追加接種も先行 コロナ対策先進国・イスラエルから何を読み取るか
第5波への懸念も
だがイスラエルの例が示すのは、必ずしも明るい見通しばかりではない。同国では9月以降、感染者が減少してはいるが、下げ止まりの傾向もみられる。さらに最近、1人が何人に感染させるかを示す「実効再生産数」が1を超えたため、感染がまた拡大するとの懸念も指摘されている。
専門家によれば、感染の第5波が始まったという確証はまだない。
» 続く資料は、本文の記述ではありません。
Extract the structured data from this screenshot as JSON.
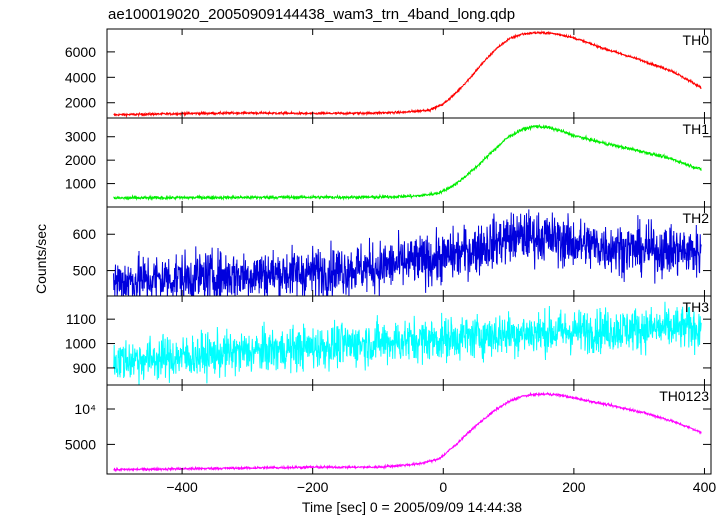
{
  "chart_data": {
    "type": "line",
    "title": "ae100019020_20050909144438_wam3_trn_4band_long.qdp",
    "xlabel": "Time [sec] 0 = 2005/09/09 14:44:38",
    "ylabel": "Counts/sec",
    "xlim": [
      -515,
      410
    ],
    "x_ticks": [
      -400,
      -200,
      0,
      200,
      400
    ],
    "x_tick_labels": [
      "−400",
      "−200",
      "0",
      "200",
      "400"
    ],
    "grid": false,
    "series": [
      {
        "name": "TH0",
        "color": "#ff0000",
        "ylim": [
          800,
          7800
        ],
        "y_ticks": [
          2000,
          4000,
          6000
        ],
        "y_tick_labels": [
          "2000",
          "4000",
          "6000"
        ],
        "log": false,
        "x": [
          -505,
          -450,
          -400,
          -300,
          -200,
          -120,
          -60,
          -20,
          0,
          20,
          40,
          60,
          80,
          100,
          120,
          140,
          160,
          180,
          200,
          250,
          300,
          350,
          395
        ],
        "y": [
          1050,
          1100,
          1150,
          1200,
          1150,
          1180,
          1250,
          1450,
          1900,
          2800,
          3900,
          5100,
          6200,
          7000,
          7400,
          7500,
          7500,
          7350,
          7100,
          6200,
          5400,
          4500,
          3200
        ],
        "noise": 45
      },
      {
        "name": "TH1",
        "color": "#00ee00",
        "ylim": [
          0,
          3800
        ],
        "y_ticks": [
          1000,
          2000,
          3000
        ],
        "y_tick_labels": [
          "1000",
          "2000",
          "3000"
        ],
        "log": false,
        "x": [
          -505,
          -400,
          -300,
          -200,
          -100,
          -40,
          -10,
          0,
          20,
          40,
          60,
          80,
          100,
          120,
          140,
          160,
          180,
          200,
          250,
          300,
          350,
          395
        ],
        "y": [
          380,
          400,
          410,
          420,
          420,
          470,
          580,
          680,
          1000,
          1450,
          1950,
          2500,
          3000,
          3300,
          3450,
          3400,
          3250,
          3050,
          2700,
          2400,
          2050,
          1600
        ],
        "noise": 35
      },
      {
        "name": "TH2",
        "color": "#0000dd",
        "ylim": [
          430,
          675
        ],
        "y_ticks": [
          500,
          600
        ],
        "y_tick_labels": [
          "500",
          "600"
        ],
        "log": false,
        "x": [
          -505,
          -400,
          -300,
          -200,
          -100,
          0,
          50,
          100,
          130,
          160,
          200,
          250,
          300,
          350,
          395
        ],
        "y": [
          470,
          480,
          488,
          495,
          510,
          535,
          560,
          590,
          595,
          590,
          575,
          565,
          558,
          555,
          552
        ],
        "noise": 35
      },
      {
        "name": "TH3",
        "color": "#00ffff",
        "ylim": [
          830,
          1195
        ],
        "y_ticks": [
          900,
          1000,
          1100
        ],
        "y_tick_labels": [
          "900",
          "1000",
          "1100"
        ],
        "log": false,
        "x": [
          -505,
          -400,
          -300,
          -200,
          -100,
          0,
          100,
          200,
          300,
          395
        ],
        "y": [
          930,
          945,
          965,
          985,
          1005,
          1020,
          1040,
          1050,
          1060,
          1065
        ],
        "noise": 45
      },
      {
        "name": "TH0123",
        "color": "#ff00ff",
        "ylim": [
          2800,
          16000
        ],
        "y_ticks": [
          5000,
          10000
        ],
        "y_tick_labels": [
          "5000",
          "10⁴"
        ],
        "log": true,
        "x": [
          -505,
          -400,
          -300,
          -200,
          -100,
          -40,
          -10,
          0,
          20,
          40,
          60,
          80,
          100,
          120,
          140,
          160,
          180,
          200,
          250,
          300,
          350,
          395
        ],
        "y": [
          3050,
          3100,
          3150,
          3200,
          3200,
          3400,
          3700,
          4000,
          5000,
          6400,
          8000,
          9800,
          11500,
          12800,
          13300,
          13400,
          13100,
          12400,
          10900,
          9500,
          7900,
          6300
        ],
        "noise": 0.012
      }
    ]
  }
}
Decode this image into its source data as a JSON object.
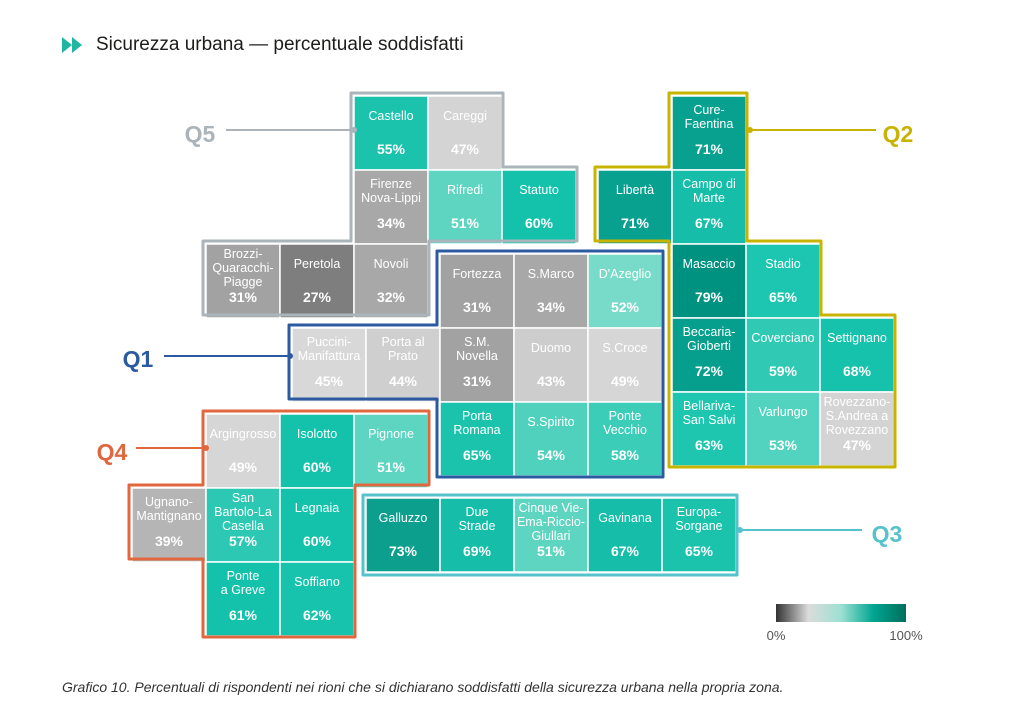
{
  "title": "Sicurezza urbana — percentuale soddisfatti",
  "caption": "Grafico 10. Percentuali di rispondenti nei rioni che si dichiarano soddisfatti della sicurezza urbana nella propria zona.",
  "legend": {
    "min_label": "0%",
    "max_label": "100%",
    "gradient": [
      "#333333",
      "#dcdcdc",
      "#9ce0d2",
      "#00a591",
      "#006e5c"
    ]
  },
  "quarters": [
    {
      "id": "Q1",
      "label": "Q1",
      "color": "#2c5aa0"
    },
    {
      "id": "Q2",
      "label": "Q2",
      "color": "#c8b400"
    },
    {
      "id": "Q3",
      "label": "Q3",
      "color": "#56c2cc"
    },
    {
      "id": "Q4",
      "label": "Q4",
      "color": "#e0673e"
    },
    {
      "id": "Q5",
      "label": "Q5",
      "color": "#aab4ba"
    }
  ],
  "chart_data": {
    "type": "heatmap",
    "value_unit": "%",
    "districts": [
      {
        "q": "Q5",
        "name": [
          "Castello"
        ],
        "value": 55,
        "fill": "#1bc3ad"
      },
      {
        "q": "Q5",
        "name": [
          "Careggi"
        ],
        "value": 47,
        "fill": "#d4d4d4"
      },
      {
        "q": "Q5",
        "name": [
          "Firenze",
          "Nova-Lippi"
        ],
        "value": 34,
        "fill": "#a8a8a8"
      },
      {
        "q": "Q5",
        "name": [
          "Rifredi"
        ],
        "value": 51,
        "fill": "#5dd5c1"
      },
      {
        "q": "Q5",
        "name": [
          "Statuto"
        ],
        "value": 60,
        "fill": "#14c2ab"
      },
      {
        "q": "Q5",
        "name": [
          "Brozzi-",
          "Quaracchi-",
          "Piagge"
        ],
        "value": 31,
        "fill": "#a2a2a2"
      },
      {
        "q": "Q5",
        "name": [
          "Peretola"
        ],
        "value": 27,
        "fill": "#7e7e7e"
      },
      {
        "q": "Q5",
        "name": [
          "Novoli"
        ],
        "value": 32,
        "fill": "#a8a8a8"
      },
      {
        "q": "Q2",
        "name": [
          "Cure-",
          "Faentina"
        ],
        "value": 71,
        "fill": "#08a190"
      },
      {
        "q": "Q2",
        "name": [
          "Libertà"
        ],
        "value": 71,
        "fill": "#08a190"
      },
      {
        "q": "Q2",
        "name": [
          "Campo di",
          "Marte"
        ],
        "value": 67,
        "fill": "#16bda8"
      },
      {
        "q": "Q2",
        "name": [
          "Masaccio"
        ],
        "value": 79,
        "fill": "#009280"
      },
      {
        "q": "Q2",
        "name": [
          "Stadio"
        ],
        "value": 65,
        "fill": "#1cc6b0"
      },
      {
        "q": "Q2",
        "name": [
          "Beccaria-",
          "Gioberti"
        ],
        "value": 72,
        "fill": "#069f8d"
      },
      {
        "q": "Q2",
        "name": [
          "Coverciano"
        ],
        "value": 59,
        "fill": "#30c9b4"
      },
      {
        "q": "Q2",
        "name": [
          "Settignano"
        ],
        "value": 68,
        "fill": "#16c2ac"
      },
      {
        "q": "Q2",
        "name": [
          "Bellariva-",
          "San Salvi"
        ],
        "value": 63,
        "fill": "#1ec6b0"
      },
      {
        "q": "Q2",
        "name": [
          "Varlungo"
        ],
        "value": 53,
        "fill": "#52d3bf"
      },
      {
        "q": "Q2",
        "name": [
          "Rovezzano-",
          "S.Andrea a",
          "Rovezzano"
        ],
        "value": 47,
        "fill": "#d4d4d4"
      },
      {
        "q": "Q1",
        "name": [
          "Fortezza"
        ],
        "value": 31,
        "fill": "#a2a2a2"
      },
      {
        "q": "Q1",
        "name": [
          "S.Marco"
        ],
        "value": 34,
        "fill": "#a8a8a8"
      },
      {
        "q": "Q1",
        "name": [
          "D'Azeglio"
        ],
        "value": 52,
        "fill": "#78dbc9"
      },
      {
        "q": "Q1",
        "name": [
          "Puccini-",
          "Manifattura"
        ],
        "value": 45,
        "fill": "#d8d8d8"
      },
      {
        "q": "Q1",
        "name": [
          "Porta al",
          "Prato"
        ],
        "value": 44,
        "fill": "#cfcfcf"
      },
      {
        "q": "Q1",
        "name": [
          "S.M.",
          "Novella"
        ],
        "value": 31,
        "fill": "#a2a2a2"
      },
      {
        "q": "Q1",
        "name": [
          "Duomo"
        ],
        "value": 43,
        "fill": "#cdcdcd"
      },
      {
        "q": "Q1",
        "name": [
          "S.Croce"
        ],
        "value": 49,
        "fill": "#d6d6d6"
      },
      {
        "q": "Q1",
        "name": [
          "Porta",
          "Romana"
        ],
        "value": 65,
        "fill": "#1bc3ad"
      },
      {
        "q": "Q1",
        "name": [
          "S.Spirito"
        ],
        "value": 54,
        "fill": "#4fd1bd"
      },
      {
        "q": "Q1",
        "name": [
          "Ponte",
          "Vecchio"
        ],
        "value": 58,
        "fill": "#3ccdb8"
      },
      {
        "q": "Q4",
        "name": [
          "Argingrosso"
        ],
        "value": 49,
        "fill": "#d6d6d6"
      },
      {
        "q": "Q4",
        "name": [
          "Isolotto"
        ],
        "value": 60,
        "fill": "#14c2ab"
      },
      {
        "q": "Q4",
        "name": [
          "Pignone"
        ],
        "value": 51,
        "fill": "#5dd5c1"
      },
      {
        "q": "Q4",
        "name": [
          "Ugnano-",
          "Mantignano"
        ],
        "value": 39,
        "fill": "#b5b5b5"
      },
      {
        "q": "Q4",
        "name": [
          "San",
          "Bartolo-La",
          "Casella"
        ],
        "value": 57,
        "fill": "#2cc8b3"
      },
      {
        "q": "Q4",
        "name": [
          "Legnaia"
        ],
        "value": 60,
        "fill": "#14c2ab"
      },
      {
        "q": "Q4",
        "name": [
          "Ponte",
          "a Greve"
        ],
        "value": 61,
        "fill": "#14c2ab"
      },
      {
        "q": "Q4",
        "name": [
          "Soffiano"
        ],
        "value": 62,
        "fill": "#18c3ad"
      },
      {
        "q": "Q3",
        "name": [
          "Galluzzo"
        ],
        "value": 73,
        "fill": "#0c9f8d"
      },
      {
        "q": "Q3",
        "name": [
          "Due",
          "Strade"
        ],
        "value": 69,
        "fill": "#16bda8"
      },
      {
        "q": "Q3",
        "name": [
          "Cinque Vie-",
          "Ema-Riccio-",
          "Giullari"
        ],
        "value": 51,
        "fill": "#5dd5c1"
      },
      {
        "q": "Q3",
        "name": [
          "Gavinana"
        ],
        "value": 67,
        "fill": "#16bda8"
      },
      {
        "q": "Q3",
        "name": [
          "Europa-",
          "Sorgane"
        ],
        "value": 65,
        "fill": "#1bc3ad"
      }
    ]
  }
}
ただ、ワクチンを2回打ってまだ追加接種を受けていない人が、150万人近く残っていることは確かだ。
当局者らは第5波を阻止しようと、ワクチンを打っていない人や追加接種の対象者に接種を促すと同時に、子どもへの接種も進めている。
保健当局によれば、新たな感染の多くは現在、5~11歳の子どもたちの間で起きている。この年齢層へのワクチン接種は22日から始まった。
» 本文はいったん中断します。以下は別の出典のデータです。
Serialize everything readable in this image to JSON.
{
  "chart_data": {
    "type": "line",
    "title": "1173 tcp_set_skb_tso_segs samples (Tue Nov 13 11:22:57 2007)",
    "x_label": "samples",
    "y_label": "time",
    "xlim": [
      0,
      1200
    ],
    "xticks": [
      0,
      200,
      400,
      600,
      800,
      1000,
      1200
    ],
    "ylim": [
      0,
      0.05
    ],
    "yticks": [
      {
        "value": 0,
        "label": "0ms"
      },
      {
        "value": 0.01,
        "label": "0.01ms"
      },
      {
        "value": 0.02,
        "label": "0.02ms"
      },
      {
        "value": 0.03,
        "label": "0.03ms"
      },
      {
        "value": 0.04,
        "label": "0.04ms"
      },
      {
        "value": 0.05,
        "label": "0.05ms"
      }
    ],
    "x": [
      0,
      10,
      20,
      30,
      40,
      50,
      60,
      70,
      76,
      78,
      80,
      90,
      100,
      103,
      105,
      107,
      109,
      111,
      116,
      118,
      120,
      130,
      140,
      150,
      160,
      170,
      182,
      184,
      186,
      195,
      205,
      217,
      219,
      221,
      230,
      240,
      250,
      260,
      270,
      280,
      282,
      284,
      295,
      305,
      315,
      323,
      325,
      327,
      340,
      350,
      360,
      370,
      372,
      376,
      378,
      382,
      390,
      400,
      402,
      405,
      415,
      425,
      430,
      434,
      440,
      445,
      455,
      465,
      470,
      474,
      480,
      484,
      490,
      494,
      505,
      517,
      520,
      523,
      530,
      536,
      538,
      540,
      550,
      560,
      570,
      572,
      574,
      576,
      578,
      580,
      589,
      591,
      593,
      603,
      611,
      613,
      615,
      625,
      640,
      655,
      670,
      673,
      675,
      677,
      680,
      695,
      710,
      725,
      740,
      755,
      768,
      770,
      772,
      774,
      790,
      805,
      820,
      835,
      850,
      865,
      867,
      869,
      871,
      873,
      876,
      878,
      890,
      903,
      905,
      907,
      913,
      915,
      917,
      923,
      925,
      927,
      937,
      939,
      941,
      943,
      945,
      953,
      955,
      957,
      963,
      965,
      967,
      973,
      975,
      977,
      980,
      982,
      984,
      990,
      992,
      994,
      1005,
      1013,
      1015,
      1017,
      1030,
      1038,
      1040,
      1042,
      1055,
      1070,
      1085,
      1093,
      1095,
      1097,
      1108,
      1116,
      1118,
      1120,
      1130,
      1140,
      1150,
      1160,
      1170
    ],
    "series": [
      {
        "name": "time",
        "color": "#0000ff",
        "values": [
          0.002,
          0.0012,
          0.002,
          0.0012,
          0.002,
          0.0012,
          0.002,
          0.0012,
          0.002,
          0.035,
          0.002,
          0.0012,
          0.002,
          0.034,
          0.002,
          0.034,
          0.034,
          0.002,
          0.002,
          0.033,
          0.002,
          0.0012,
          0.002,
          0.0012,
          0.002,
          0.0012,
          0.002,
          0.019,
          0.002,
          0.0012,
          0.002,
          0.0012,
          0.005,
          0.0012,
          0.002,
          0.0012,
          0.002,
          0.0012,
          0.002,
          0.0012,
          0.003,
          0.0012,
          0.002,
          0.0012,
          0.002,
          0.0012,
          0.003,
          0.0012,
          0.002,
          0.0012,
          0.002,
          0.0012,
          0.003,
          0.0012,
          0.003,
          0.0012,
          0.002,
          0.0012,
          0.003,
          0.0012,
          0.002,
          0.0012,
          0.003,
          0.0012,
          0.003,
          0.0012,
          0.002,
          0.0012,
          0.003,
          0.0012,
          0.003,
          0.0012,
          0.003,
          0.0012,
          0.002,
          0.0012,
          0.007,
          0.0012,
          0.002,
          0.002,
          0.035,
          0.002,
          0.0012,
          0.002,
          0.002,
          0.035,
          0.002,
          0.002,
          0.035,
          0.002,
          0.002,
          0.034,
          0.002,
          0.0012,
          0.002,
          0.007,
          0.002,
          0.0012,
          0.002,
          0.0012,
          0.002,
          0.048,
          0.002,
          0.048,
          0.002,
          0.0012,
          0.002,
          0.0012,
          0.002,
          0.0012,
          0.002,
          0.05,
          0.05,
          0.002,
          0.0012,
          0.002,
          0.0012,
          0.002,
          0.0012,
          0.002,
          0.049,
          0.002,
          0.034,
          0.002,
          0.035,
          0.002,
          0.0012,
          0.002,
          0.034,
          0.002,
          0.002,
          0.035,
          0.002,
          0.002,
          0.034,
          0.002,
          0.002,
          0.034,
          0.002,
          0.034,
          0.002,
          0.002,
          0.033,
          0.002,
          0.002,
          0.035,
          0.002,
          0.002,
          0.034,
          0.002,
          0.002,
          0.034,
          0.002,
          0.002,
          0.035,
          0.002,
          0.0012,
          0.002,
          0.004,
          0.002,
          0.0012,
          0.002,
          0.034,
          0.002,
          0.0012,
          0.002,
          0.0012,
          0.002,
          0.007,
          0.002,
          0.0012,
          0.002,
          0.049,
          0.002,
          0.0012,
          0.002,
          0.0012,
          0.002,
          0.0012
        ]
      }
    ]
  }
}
イスラエル政府の専門家会議を率いるバリチェル議長は、1日の新規感染者の約50%は11歳未満だと指摘。子どもにワクチンを接種することで、感染拡大の流れが変わるよう期待すると述べた。
専門家らは一方で、たとえワクチン接種が進んでも、屋内の活動が増える冬場は特に、感染対策を徹底するべきだと強調する。感染者が増加に転じたのは、市民の気が緩んでマスク着用などのルールを守らなくなってきたためだという指摘もある。
バリチェル氏は「一発だけで確実に感染拡大を防げる魔法の弾丸などない」としたうえで、マスク着用や屋内イベントの制限、ワクチン証明の活用、追加接種の促進など、さまざまな対策を組み合わせる必要があると語った。